I think the point is rather that single-codebase "productivity apps" that satisfy basic modern experience expectations (like "I could run it offline") are not possible elsewhere - but they should be. And they would be, if some browser vendors cared about the web more than their walled garden.
Also, the thing about expanding the Open Web Platform is that the new features that are available to me don't take anything away from you if you don't want to use them. Keep making static sites if that's what suits your purpose and don't register any ServiceWorkers or any other things you consider "bloat". (As an aside - As fashionable as it has become to moan about Web "bloat" let's strive to remember that the Web standards are debated and governed by committees of consummate experts mostly in the open.) If we expand the Web platform we can both develop "the way we want" (assuming you want to keep doing things the way you have and I want to use new features).
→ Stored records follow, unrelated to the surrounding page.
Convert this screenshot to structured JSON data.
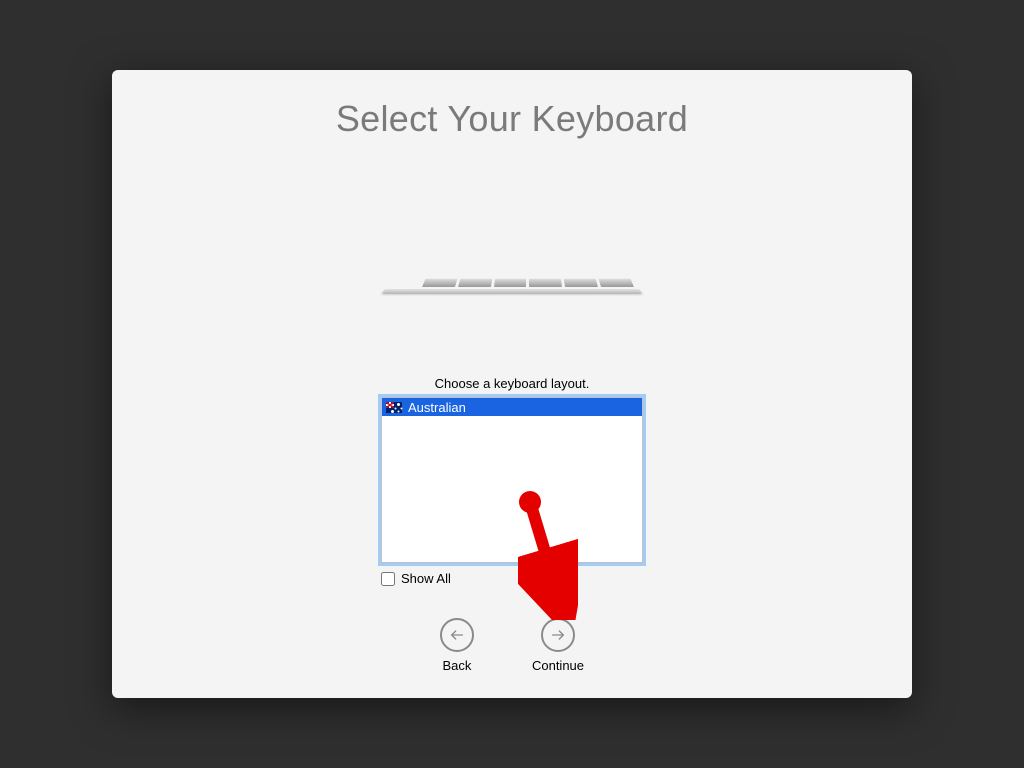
{
  "title": "Select Your Keyboard",
  "instruction": "Choose a keyboard layout.",
  "layouts": [
    {
      "name": "Australian",
      "selected": true
    }
  ],
  "showAll": {
    "label": "Show All",
    "checked": false
  },
  "nav": {
    "back": "Back",
    "continue": "Continue"
  }
}
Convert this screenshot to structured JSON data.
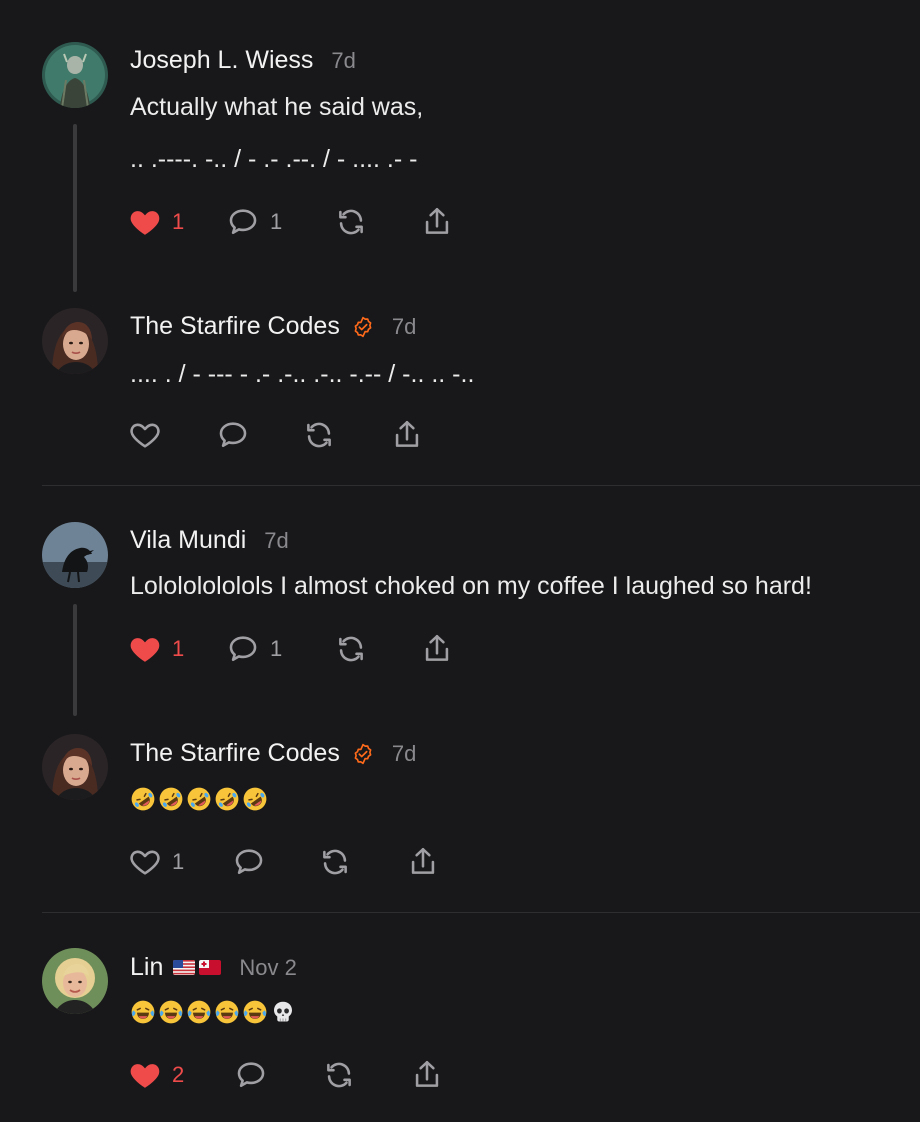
{
  "comments": [
    {
      "author": "Joseph L. Wiess",
      "time": "7d",
      "lines": [
        "Actually what he said was,",
        ".. .----. -.. / - .- .--. / - .... .- -"
      ],
      "likes": "1",
      "liked": true,
      "replies": "1"
    },
    {
      "author": "The Starfire Codes",
      "time": "7d",
      "verified": true,
      "lines": [
        ".... . / - --- - .- .-.. .-.. -.-- / -.. .. -.."
      ],
      "likes": "",
      "liked": false,
      "replies": ""
    },
    {
      "author": "Vila Mundi",
      "time": "7d",
      "lines": [
        "Lolololololols I almost choked on my coffee I laughed so hard!"
      ],
      "likes": "1",
      "liked": true,
      "replies": "1"
    },
    {
      "author": "The Starfire Codes",
      "time": "7d",
      "verified": true,
      "emoji": [
        "rolling-on-floor-laughing",
        "rolling-on-floor-laughing",
        "rolling-on-floor-laughing",
        "rolling-on-floor-laughing",
        "rolling-on-floor-laughing"
      ],
      "likes": "1",
      "liked": false,
      "replies": ""
    },
    {
      "author": "Lin",
      "time": "Nov 2",
      "flags": [
        "us-flag",
        "tonga-flag"
      ],
      "emoji": [
        "tears-of-joy",
        "tears-of-joy",
        "tears-of-joy",
        "tears-of-joy",
        "tears-of-joy",
        "skull"
      ],
      "likes": "2",
      "liked": true,
      "replies": ""
    }
  ],
  "colors": {
    "background": "#18181a",
    "like_red": "#ef4b4b",
    "verified_orange": "#ff6a1a",
    "muted": "#8a8a8e"
  }
}
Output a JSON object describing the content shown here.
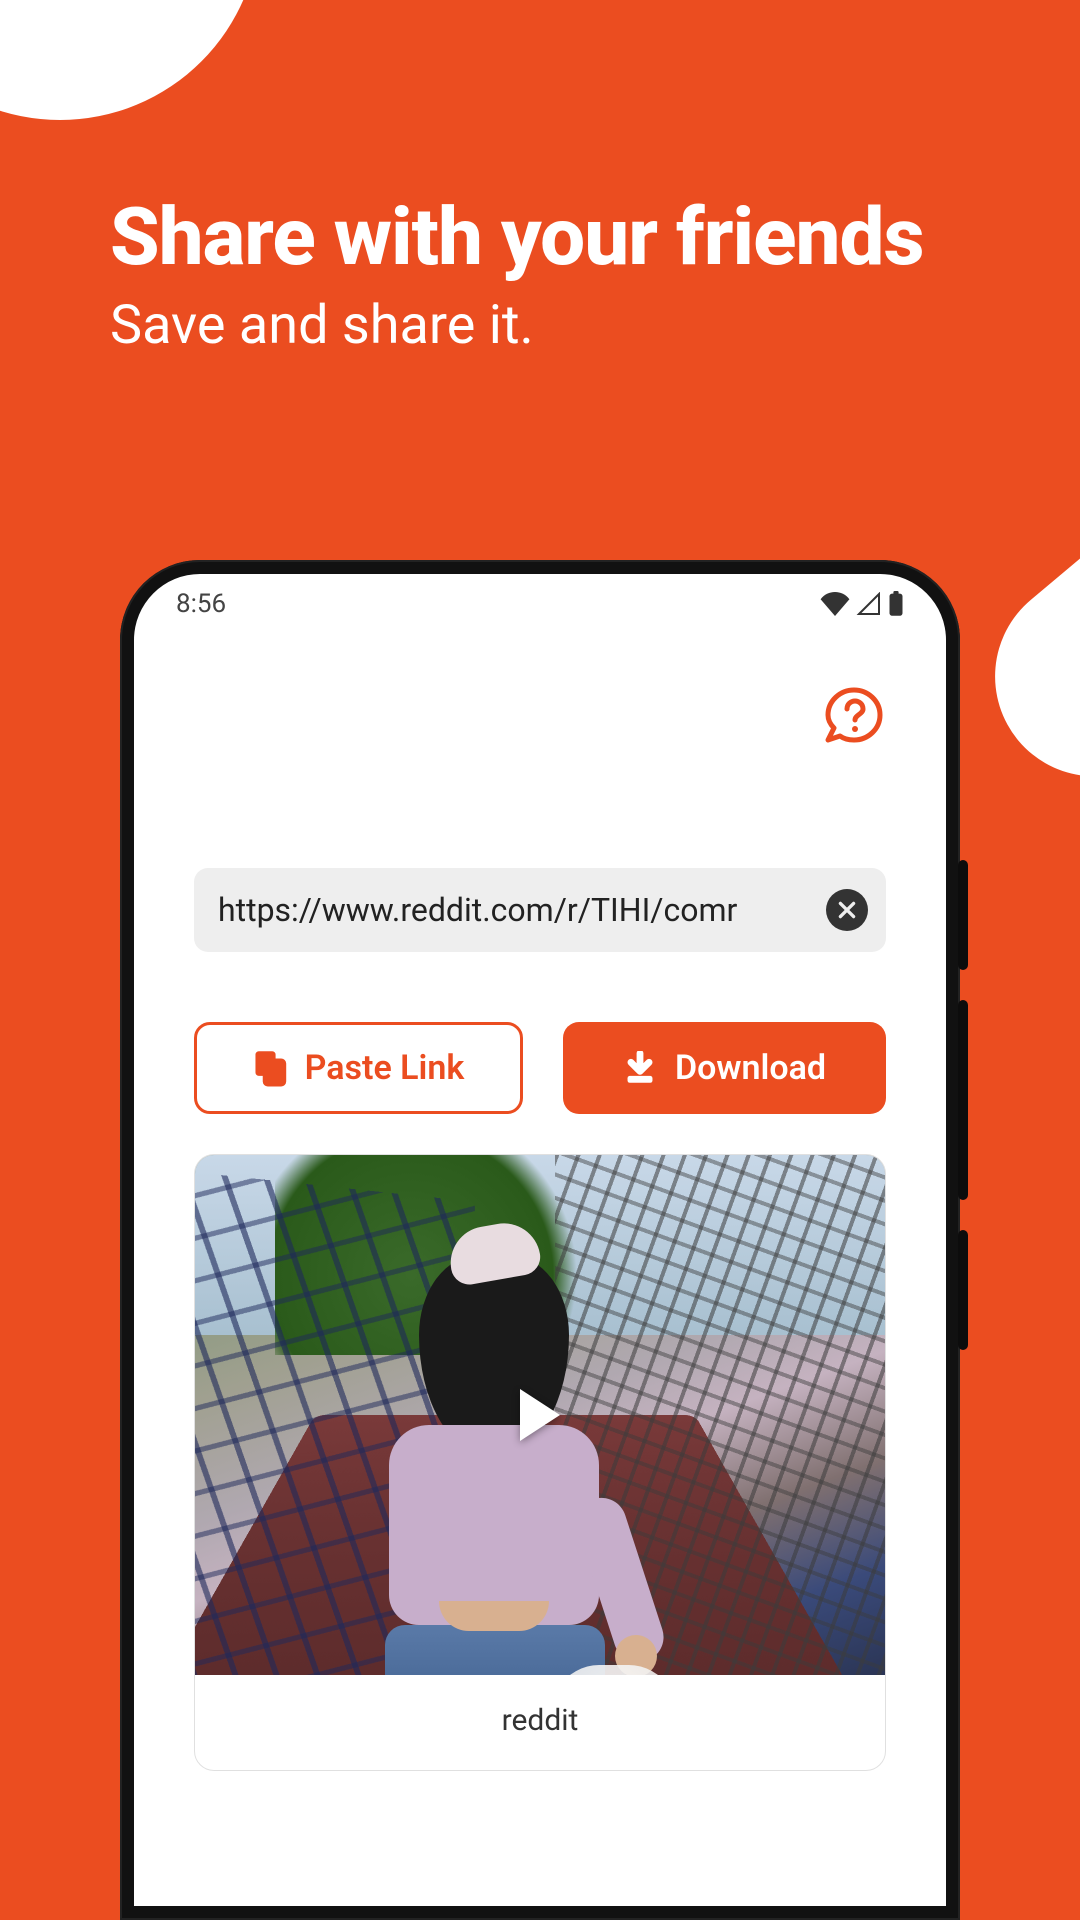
{
  "hero": {
    "title": "Share with your friends",
    "subtitle": "Save and share it."
  },
  "statusbar": {
    "time": "8:56"
  },
  "app": {
    "url_value": "https://www.reddit.com/r/TIHI/comr",
    "paste_label": "Paste Link",
    "download_label": "Download",
    "card_caption": "reddit"
  },
  "colors": {
    "accent": "#eb4d20"
  }
}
Developing for a single platform and being able to run everywhere is great. I'm not sure what your "not possible elsewhere" is referring to, though. Java is one example of a language that's possible to deploy pretty much everywhere. Or do you mean natively in a browser?
While it's true that as a developer I'm free to use or not use any newly-introduced features and standards, as a consumer I don't have that choice. I either continue to use the sites and services I did before they changed everything, or I have to find an alternative which may not exist. Remember all the sites that required flash to run? That's what I want to avoid with responsive web apps.